In a span of 10 years, Kanye lost his mom, got married, and became a father. Those events are life changing moments for anyone, famous or not. However, it has become easy to blame his marriage to Kim Kardashian for his behavior. A 2012 Noisey article went as far as to call Kim the “Satan Incarnate” as they pleaded with Kanye to leave her. In a May interview with The Breakfast Club, Snoop Dogg analyzed Kanye’s recent support of Trump as the result of not having black women in his life. “I hate to be black and white,” Snoop told the Breakfast Club. “There’s no black women in his life. Let’s just keep that 100. I got aunties that’ll put up with those big ol’ church hats on, ‘n—- what’s happening? What you on?’” It’s irresponsible to blame the Kardashians—or any woman—for Kanye’s behavior. In fact, Kim has publicly distanced herself from her husband’s political views.
Kanye has said so many irresponsible and harmful things that the blame has to start and end with the man himself. Kanye is 41-years-old and is the father of three black kids, all younger than 7-years-old. If he believes that the 13th amendment needs to be repealed, that’s on him. If he believes that slavery was a choice, that’s on him. If he believes the MAGA hat symbolizes love and that being a conservative black person makes him a free thinker, that’s on him. Kanye is a rich man with an abundance of material items at his disposal. He’s not the young go-hard rapper who wanted to make beats for Jay-Z. He is now this wealthy man who has so many resources and people around him that we can’t blame anyone but himself for his own ignorance. If you can afford two homes and to give your wife a $1 million check as a mother’s day gift, then you can afford to buy books and educate yourself on the inner political workings of this country.

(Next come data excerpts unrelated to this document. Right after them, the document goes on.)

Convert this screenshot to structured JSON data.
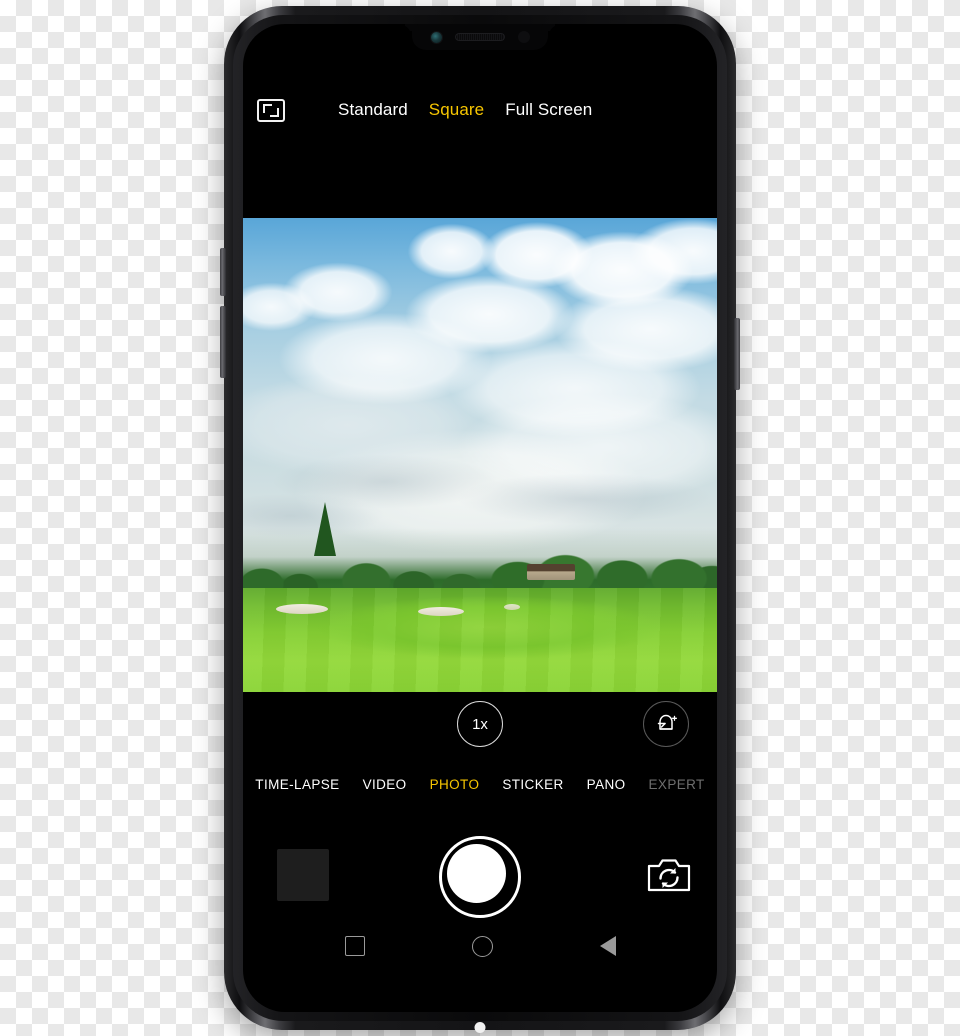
{
  "device": {
    "name": "smartphone-mockup",
    "notch": {
      "front_camera": "front-camera-icon",
      "earpiece": "earpiece-speaker-icon",
      "proximity_sensor": "proximity-sensor-icon"
    },
    "hardware_buttons": {
      "volume_up": "volume-up-button",
      "volume_down": "volume-down-button",
      "power": "power-button"
    }
  },
  "colors": {
    "accent_yellow": "#f7c600",
    "text_white": "#ffffff",
    "text_dim": "#6e6e6e",
    "screen_black": "#000000",
    "thumbnail": "#1e1e1e"
  },
  "app": {
    "name": "Camera",
    "topbar": {
      "aspect_icon": "aspect-ratio-frame-icon",
      "ratios": [
        {
          "label": "Standard",
          "selected": false
        },
        {
          "label": "Square",
          "selected": true
        },
        {
          "label": "Full Screen",
          "selected": false
        }
      ]
    },
    "viewfinder": {
      "mode": "Square",
      "scene_description": "Golf course fairway with tree line and clubhouse under a blue sky filled with white cumulus clouds"
    },
    "controls": {
      "zoom_label": "1x",
      "beauty_icon": "beauty-face-sparkle-icon"
    },
    "modes": [
      {
        "label": "TIME-LAPSE",
        "selected": false,
        "dim": false
      },
      {
        "label": "VIDEO",
        "selected": false,
        "dim": false
      },
      {
        "label": "PHOTO",
        "selected": true,
        "dim": false
      },
      {
        "label": "STICKER",
        "selected": false,
        "dim": false
      },
      {
        "label": "PANO",
        "selected": false,
        "dim": false
      },
      {
        "label": "EXPERT",
        "selected": false,
        "dim": true
      }
    ],
    "shutter_row": {
      "gallery_thumbnail": "gallery-thumbnail",
      "shutter": "shutter-button",
      "flip_camera": "flip-camera-icon"
    },
    "navbar": [
      {
        "icon": "recents-square-icon"
      },
      {
        "icon": "home-circle-icon"
      },
      {
        "icon": "back-triangle-icon"
      }
    ]
  }
}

Next month, Kanye is due to release his second solo album this year, Yandhi. Featured collaborators are everyone from legends like Kid Cudi, Rihanna, and Young Thug to people like 6ix9ine, who pleaded guilty to use of a child in a sexual performance, and the late XXXTentacion who, before his death, was awaiting trial for brutally beating his then-pregnant girlfriend. If Kanye’s last project is anything to go by, Yandhi will not be good enough to atone for the things he’s said. Kanye could link up with Jay-Z again and make Watch the Throne 2 and it still wouldn’t be good enough to reverse he damage he’s done to the culture. Kanye cannot return from this. As hard as it is for fans to accept, there’s no more separating the art from the artist. The art is made by the artist. As 2018 comes to a close and we approach 2019 and a possible Trump re-election in 2020, now is the time to realize this and act.
Most of us, obviously, don’t have Talib Kweli’s or Snoop Dogg’s level of fame and don’t have direct immediate access to Kanye. The only thing to do is stop giving Kanye your money and time. Don’t buy the music or stream it. Don’t buy the clothes. Don’t buy tickets to see the tours. Don’t retweet the tweets or quote tweet them with something witty. Put the power back in your hands and stop letting him abuse your loyalty. It’s your right.